Murillo and her manager later spoke over the phone while she was still on approved FMLA leave. As you might suspect, recollections of this conversation varied. She claimed she felt threatened, that the manager’s tone was one of anger, and that he needed “immediate assistance” at work.
Murillo asked about other options, so she wouldn’t have to return to work. Her manager told her no. She then complained to HR about the manager’s attitude. The HR manager assured her nothing would happen to her and stressed that she needed to return to work on June 24. Murillo pleaded her case, offering options but did not hear back.
‘Oh Joy, Oh Joy!’
Murillo didn’t return on June 24. The HR manager allegedly responded, “Great! I was hoping she wouldn’t come in. Let’s term her.” The recorded reason? You got it: “job abandonment.” (More on this ubiquitous rationale in a minute.)
Murillo sued for FMLA retaliation. The trial court tossed the claim, but the appeals court said, “Not so fast” for the following reasons:
- Look at your own policies that call for progressive discipline for matters that warrant immediate termination for egregious misconduct. And an unexcused absence ain’t it.
- You fired her within “minutes” of her not showing up. There were other options—call her, email her, ask around to see if she is ok. Picking the most drastic option in these circumstances permits a jury to infer that an unlawful motive (i.e., retaliation for taking FMLA leave) motivated the city.
- It was reasonable to believe Murillo was simply waiting to hear back from HR. Not getting back to her was a trap of sorts to lure her into not coming in.
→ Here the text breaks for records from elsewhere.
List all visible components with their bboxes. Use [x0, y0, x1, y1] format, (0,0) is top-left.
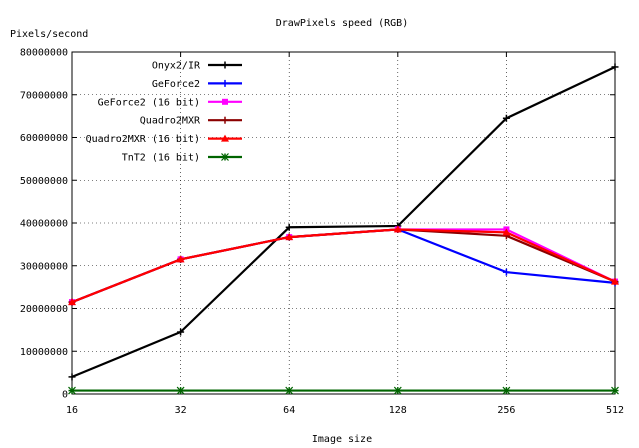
chart-title: DrawPixels speed (RGB)	[276, 18, 408, 29]
x-tick-label: 512	[606, 405, 624, 416]
x-tick-label: 32	[175, 405, 187, 416]
series-line	[71, 228, 616, 304]
data-point	[393, 225, 402, 233]
y-tick-label: 30000000	[20, 261, 68, 272]
series-6	[68, 386, 619, 395]
data-point	[68, 386, 76, 395]
legend-item: Quadro2MXR (16 bit)	[86, 134, 242, 145]
series-1	[68, 63, 619, 381]
y-axis-ticks: 0 10000000 20000000 30000000 40000000 5000000…	[20, 48, 615, 401]
data-point	[611, 386, 619, 395]
y-tick-label: 10000000	[20, 347, 68, 358]
data-point	[611, 63, 619, 71]
y-tick-label: 60000000	[20, 133, 68, 144]
series-3	[69, 226, 618, 306]
legend: Onyx2/IR GeForce2 GeForce2 (16 bit) Quadro2…	[86, 61, 242, 164]
y-tick-label: 80000000	[20, 48, 68, 59]
data-point	[222, 98, 228, 105]
data-point	[502, 114, 510, 122]
x-tick-label: 256	[497, 405, 515, 416]
data-point	[221, 79, 229, 87]
series-5	[68, 225, 619, 306]
data-point	[68, 298, 76, 306]
series-line	[71, 228, 616, 304]
y-tick-label: 70000000	[20, 90, 68, 101]
y-tick-label: 20000000	[20, 304, 68, 315]
data-point	[285, 233, 294, 241]
legend-label: Quadro2MXR	[140, 116, 201, 127]
x-axis-label: Image size	[312, 434, 372, 445]
data-point	[611, 277, 619, 285]
data-point	[502, 386, 511, 395]
legend-item: GeForce2 (16 bit)	[98, 97, 242, 108]
data-point	[221, 134, 229, 142]
grid-lines	[72, 52, 615, 394]
y-tick-label: 0	[62, 390, 68, 401]
series-line	[71, 228, 616, 304]
legend-label: GeForce2 (16 bit)	[98, 97, 200, 108]
y-tick-label: 50000000	[20, 176, 68, 187]
data-point	[502, 228, 511, 236]
data-point	[177, 328, 185, 336]
data-point	[285, 223, 293, 231]
x-tick-label: 16	[66, 405, 78, 416]
x-tick-label: 64	[283, 405, 295, 416]
data-point	[502, 268, 510, 276]
data-point	[221, 61, 229, 69]
data-point	[285, 386, 294, 395]
data-point	[68, 373, 76, 381]
legend-item: TnT2 (16 bit)	[122, 153, 242, 164]
data-point	[176, 386, 185, 395]
legend-label: GeForce2	[152, 79, 200, 90]
data-point	[176, 255, 185, 263]
y-tick-label: 40000000	[20, 219, 68, 230]
series-line	[71, 65, 616, 378]
data-point	[221, 116, 229, 124]
data-point	[393, 386, 402, 395]
series-group	[68, 63, 619, 395]
series-line	[71, 228, 616, 304]
y-axis-label: Pixels/second	[10, 29, 88, 40]
data-point	[221, 153, 229, 161]
legend-label: Quadro2MXR (16 bit)	[86, 134, 200, 145]
legend-label: Onyx2/IR	[152, 61, 201, 72]
legend-item: Quadro2MXR	[140, 116, 242, 127]
legend-item: GeForce2	[152, 79, 242, 90]
legend-label: TnT2 (16 bit)	[122, 153, 200, 164]
legend-item: Onyx2/IR	[152, 61, 242, 72]
x-tick-label: 128	[389, 405, 407, 416]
And a jury could conclude that was the case.
- There was evidence her manager was unhappy with her not being at work.
- Oh, and Murillo’s employment history with the city was spotless.
In short, a jury needs to decide whether she was fired for a legitimate reason or for an unlawful one. Murillo v. City of Granbury (5th Cir.; 2023).
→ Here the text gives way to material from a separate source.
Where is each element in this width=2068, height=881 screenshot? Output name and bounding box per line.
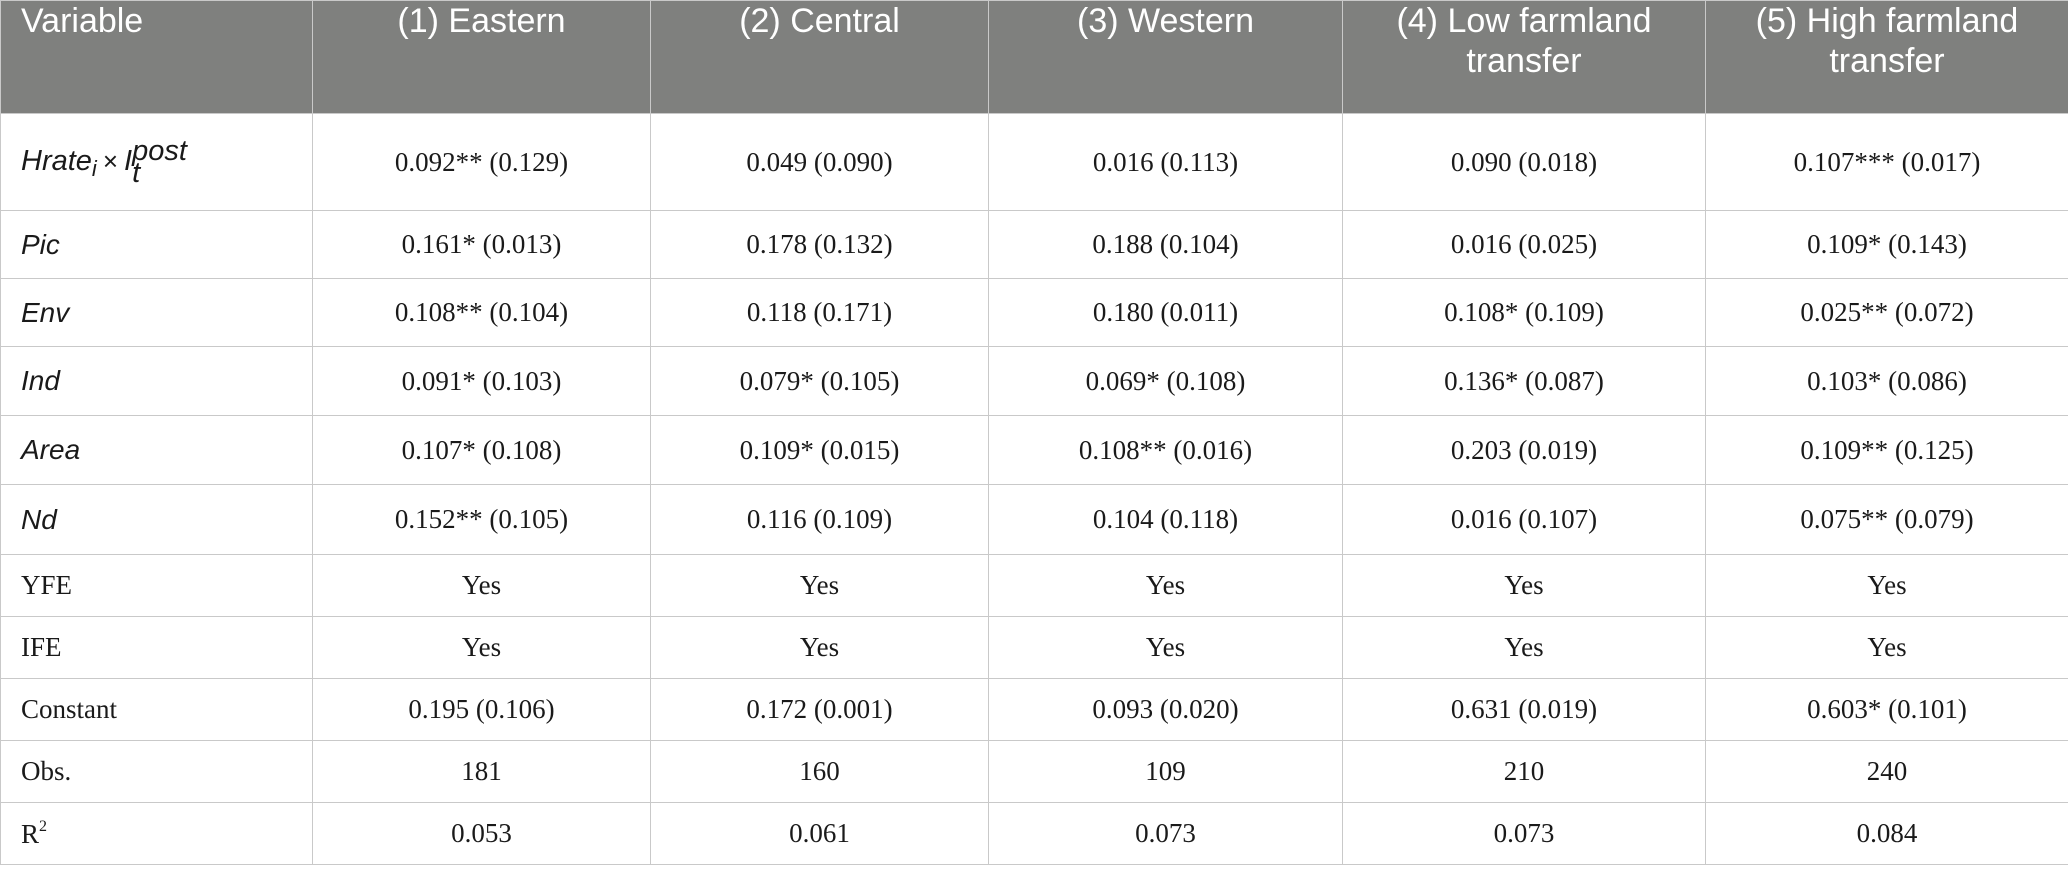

When I was in practice, I went on high alert whenever a client wanted to invoke “job abandonment” as a termination reason. Somewhere along the line, this reason became an all-purpose rationale, but standing alone, it’s just a worthless conclusion without any context.
This case doesn’t mean you can’t terminate an employee who fails to return from leave. More was at play in this case than merely not returning from an approved leave.
Finally take this advice to heart: Stop your termination process whenever you find yourself happy that you are firing an employee. A termination should be a time for reflection, not jubilation.